Astronauts board space shuttle for evening launch
NASA was hoping thunderstorms would stay away. Forecasters said there was a 70 percent chance the weather would cooperate.
"Look at that!" astronaut David Wolf said, pointing up at the sunshine with both hands.
It was NASA's fourth attempt to send Endeavour on a space station construction mission. Saturday's try was foiled by a series of lightning strikes around the pad that required extra checks of the many critical shuttle systems. Back in June, hydrogen gas leaks held everything up.
No leaks popped up this time, thanks to all of the repairs, as NASA fueled Endeavour's external tank for the planned 7:13 p.m. liftoff. The tight plumbing allowed commander Mark Polansky and his crew to board the shuttle for the first time for a real launch try.

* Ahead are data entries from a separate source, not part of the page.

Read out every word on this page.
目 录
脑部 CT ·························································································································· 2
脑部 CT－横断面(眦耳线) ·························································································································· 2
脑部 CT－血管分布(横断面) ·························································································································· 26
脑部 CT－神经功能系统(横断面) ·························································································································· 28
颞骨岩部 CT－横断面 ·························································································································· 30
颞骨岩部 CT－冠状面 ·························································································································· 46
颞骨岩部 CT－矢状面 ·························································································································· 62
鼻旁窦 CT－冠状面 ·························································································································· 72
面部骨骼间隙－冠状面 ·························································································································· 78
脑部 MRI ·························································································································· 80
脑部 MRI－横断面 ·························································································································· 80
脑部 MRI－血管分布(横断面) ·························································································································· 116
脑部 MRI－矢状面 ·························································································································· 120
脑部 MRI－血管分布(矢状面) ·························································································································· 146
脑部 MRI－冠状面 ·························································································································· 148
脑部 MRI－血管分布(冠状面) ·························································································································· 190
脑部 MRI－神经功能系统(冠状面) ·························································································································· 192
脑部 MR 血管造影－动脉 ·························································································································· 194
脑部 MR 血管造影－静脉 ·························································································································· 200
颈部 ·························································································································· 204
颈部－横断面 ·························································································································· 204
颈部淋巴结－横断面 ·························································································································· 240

None of the previous countdowns got that far.
The astronauts grinned, waved and gave a thumbs-up as they headed to the pad.

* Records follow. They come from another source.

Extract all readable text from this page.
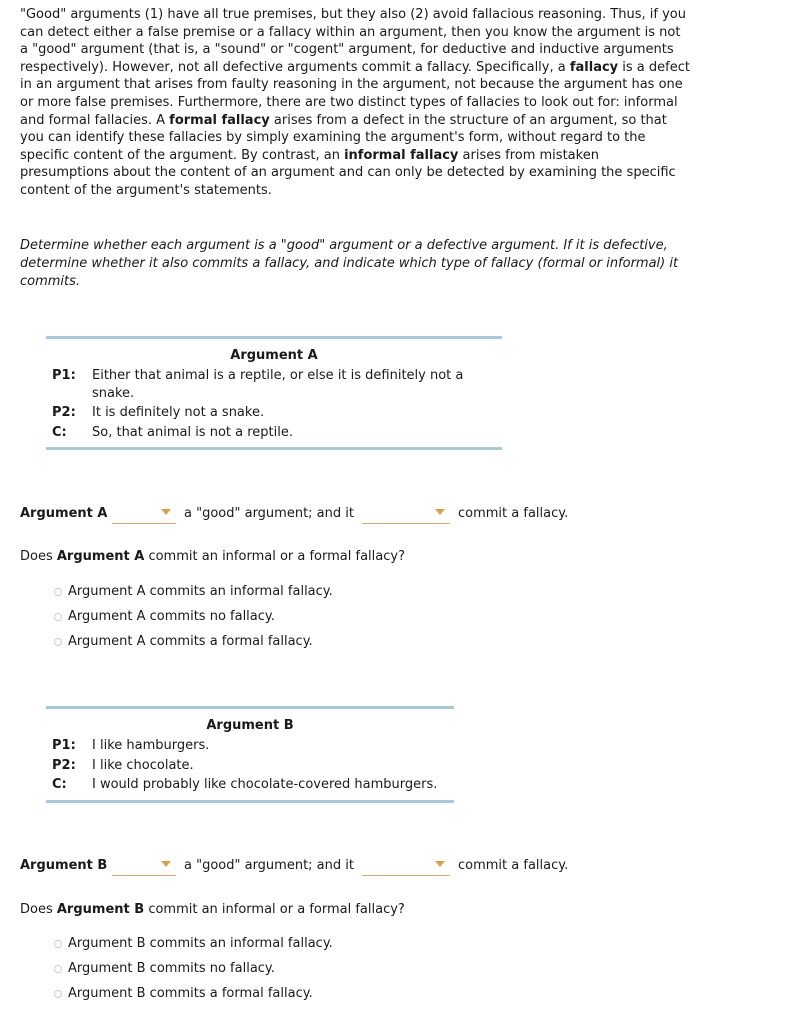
"Good" arguments (1) have all true premises, but they also (2) avoid fallacious reasoning. Thus, if you can detect either a false premise or a fallacy within an argument, then you know the argument is not a "good" argument (that is, a "sound" or "cogent" argument, for deductive and inductive arguments respectively). However, not all defective arguments commit a fallacy. Specifically, a fallacy is a defect in an argument that arises from faulty reasoning in the argument, not because the argument has one or more false premises. Furthermore, there are two distinct types of fallacies to look out for: informal and formal fallacies. A formal fallacy arises from a defect in the structure of an argument, so that you can identify these fallacies by simply examining the argument's form, without regard to the specific content of the argument. By contrast, an informal fallacy arises from mistaken presumptions about the content of an argument and can only be detected by examining the specific content of the argument's statements.
Determine whether each argument is a "good" argument or a defective argument. If it is defective, determine whether it also commits a fallacy, and indicate which type of fallacy (formal or informal) it commits.
Argument A
P1:	Either that animal is a reptile, or else it is definitely not a snake.
P2:	It is definitely not a snake.
C:	So, that animal is not a reptile.
Argument A	a "good" argument; and it	commit a fallacy.
Does Argument A commit an informal or a formal fallacy?
Argument A commits an informal fallacy.
Argument A commits no fallacy.
Argument A commits a formal fallacy.
Argument B
P1:	I like hamburgers.
P2:	I like chocolate.
C:	I would probably like chocolate-covered hamburgers.
Argument B	a "good" argument; and it	commit a fallacy.
Does Argument B commit an informal or a formal fallacy?
Argument B commits an informal fallacy.
Argument B commits no fallacy.
Argument B commits a formal fallacy.
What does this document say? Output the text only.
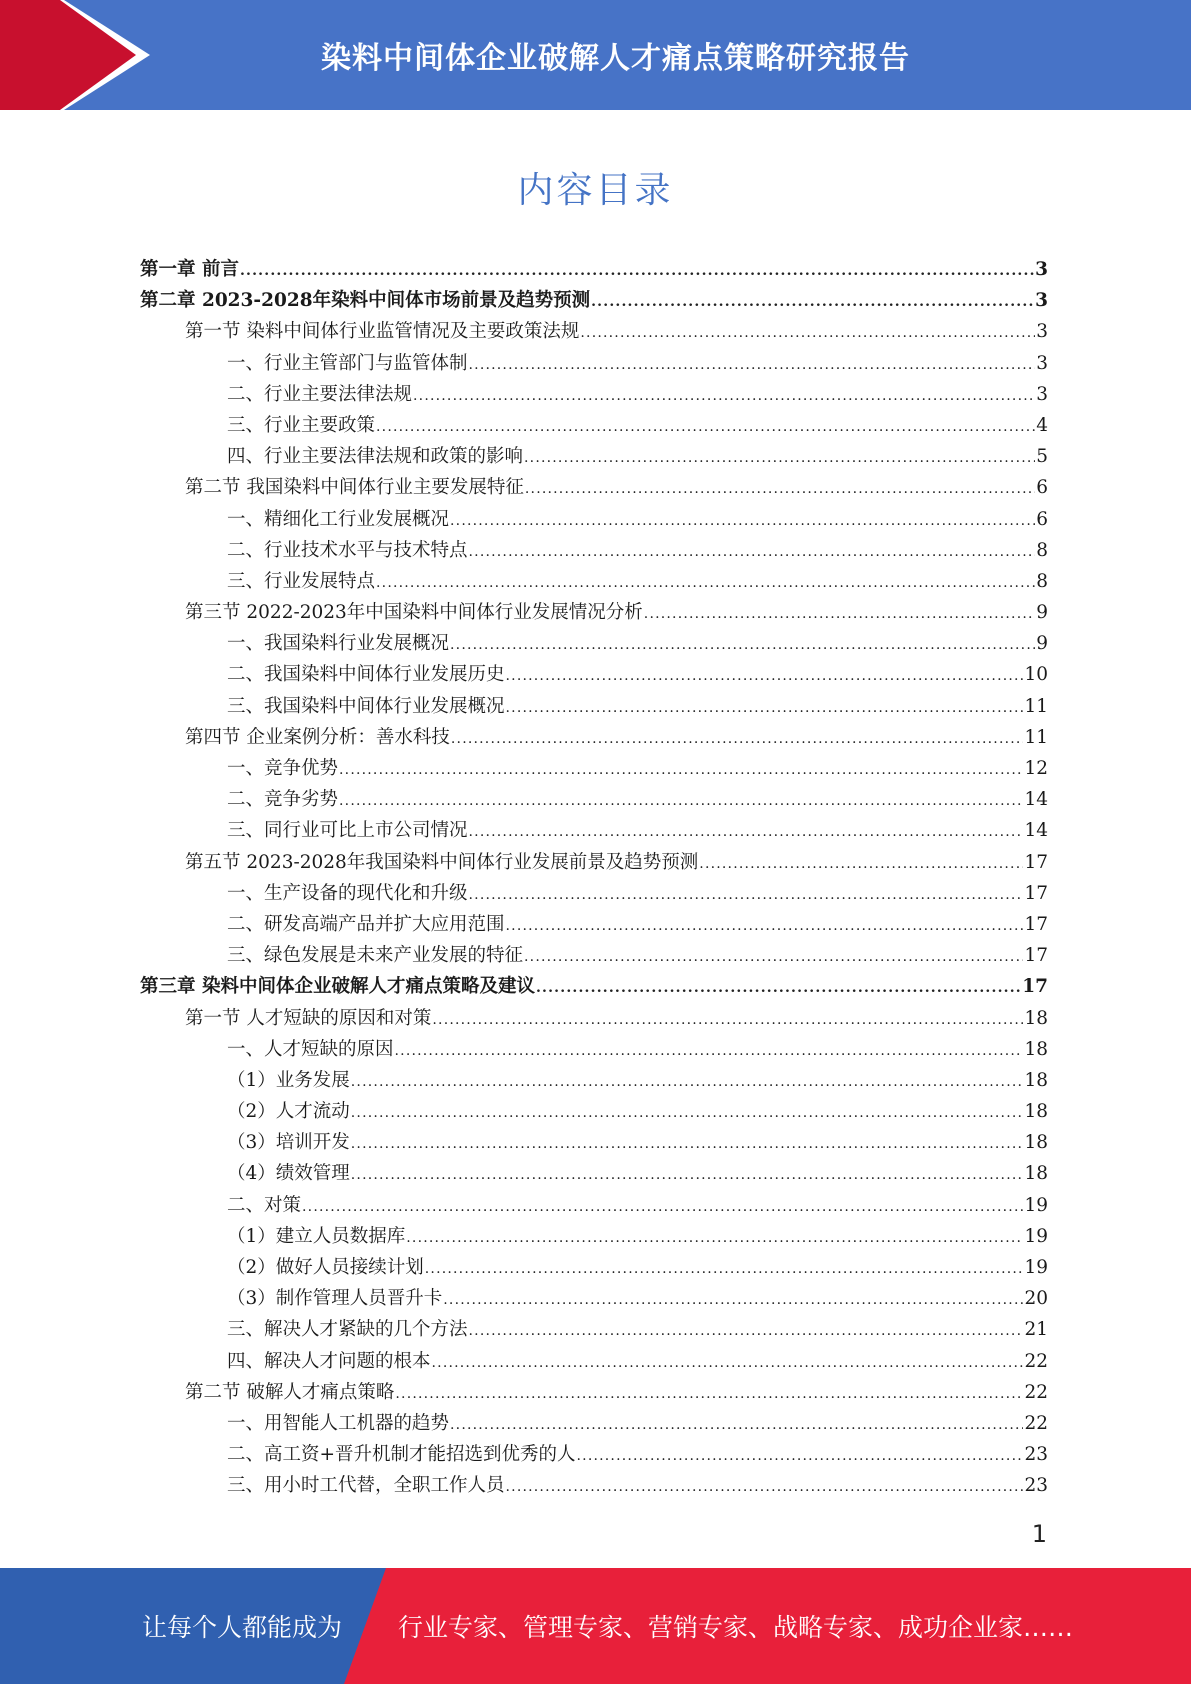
染料中间体企业破解人才痛点策略研究报告
内容目录
第一章 前言 .....	3
第二章 2023-2028年染料中间体市场前景及趋势预测 .....	3
第一节 染料中间体行业监管情况及主要政策法规 .....	3
一、行业主管部门与监管体制 .....	3
二、行业主要法律法规 .....	3
三、行业主要政策 .....	4
四、行业主要法律法规和政策的影响 .....	5
第二节 我国染料中间体行业主要发展特征 .....	6
一、精细化工行业发展概况 .....	6
二、行业技术水平与技术特点 .....	8
三、行业发展特点 .....	8
第三节 2022-2023年中国染料中间体行业发展情况分析 .....	9
一、我国染料行业发展概况 .....	9
二、我国染料中间体行业发展历史 .....	10
三、我国染料中间体行业发展概况 .....	11
第四节 企业案例分析：善水科技 .....	11
一、竞争优势 .....	12
二、竞争劣势 .....	14
三、同行业可比上市公司情况 .....	14
第五节 2023-2028年我国染料中间体行业发展前景及趋势预测 .....	17
一、生产设备的现代化和升级 .....	17
二、研发高端产品并扩大应用范围 .....	17
三、绿色发展是未来产业发展的特征 .....	17
第三章 染料中间体企业破解人才痛点策略及建议 .....	17
第一节 人才短缺的原因和对策 .....	18
一、人才短缺的原因 .....	18
（1）业务发展 .....	18
（2）人才流动 .....	18
（3）培训开发 .....	18
（4）绩效管理 .....	18
二、对策 .....	19
（1）建立人员数据库 .....	19
（2）做好人员接续计划 .....	19
（3）制作管理人员晋升卡 .....	20
三、解决人才紧缺的几个方法 .....	21
四、解决人才问题的根本 .....	22
第二节 破解人才痛点策略 .....	22
一、用智能人工机器的趋势 .....	22
二、高工资+晋升机制才能招选到优秀的人 .....	23
三、用小时工代替，全职工作人员 .....	23
1
让每个人都能成为 行业专家、管理专家、营销专家、战略专家、成功企业家……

Endeavour holds the third and final segment of Japan's enormous $1 billion space station lab, named Kibo, or Hope. It's a porch for experiments that need to be exposed to the vacuum of space. The shuttle also is loaded with large spare parts for the space station and hundreds of pounds of food for the six station residents.
When the shuttle astronauts arrive at the space station, they will make up the biggest crowd ever in a single place in orbit: 13 people.
All of the major space station partners will be represented: the United States, Russia, Canada, Europe and Japan.
An estimated 60 Japanese were on hand for Sunday's launch attempt, a considerably smaller group than back in mid-June for NASA's initial tries.
One of the Americans flying up on Endeavour will trade places with the lone Japanese astronaut on the space station, who has been there since March.
Endeavour will spend nearly two weeks at the space station. In all, the flight will last 16 days. Five spacewalks are planned to hook up the Japanese lab's new porch, replace space station batteries and perform other maintenance.
Eight shuttle flights remain, including this one, all involving space station work.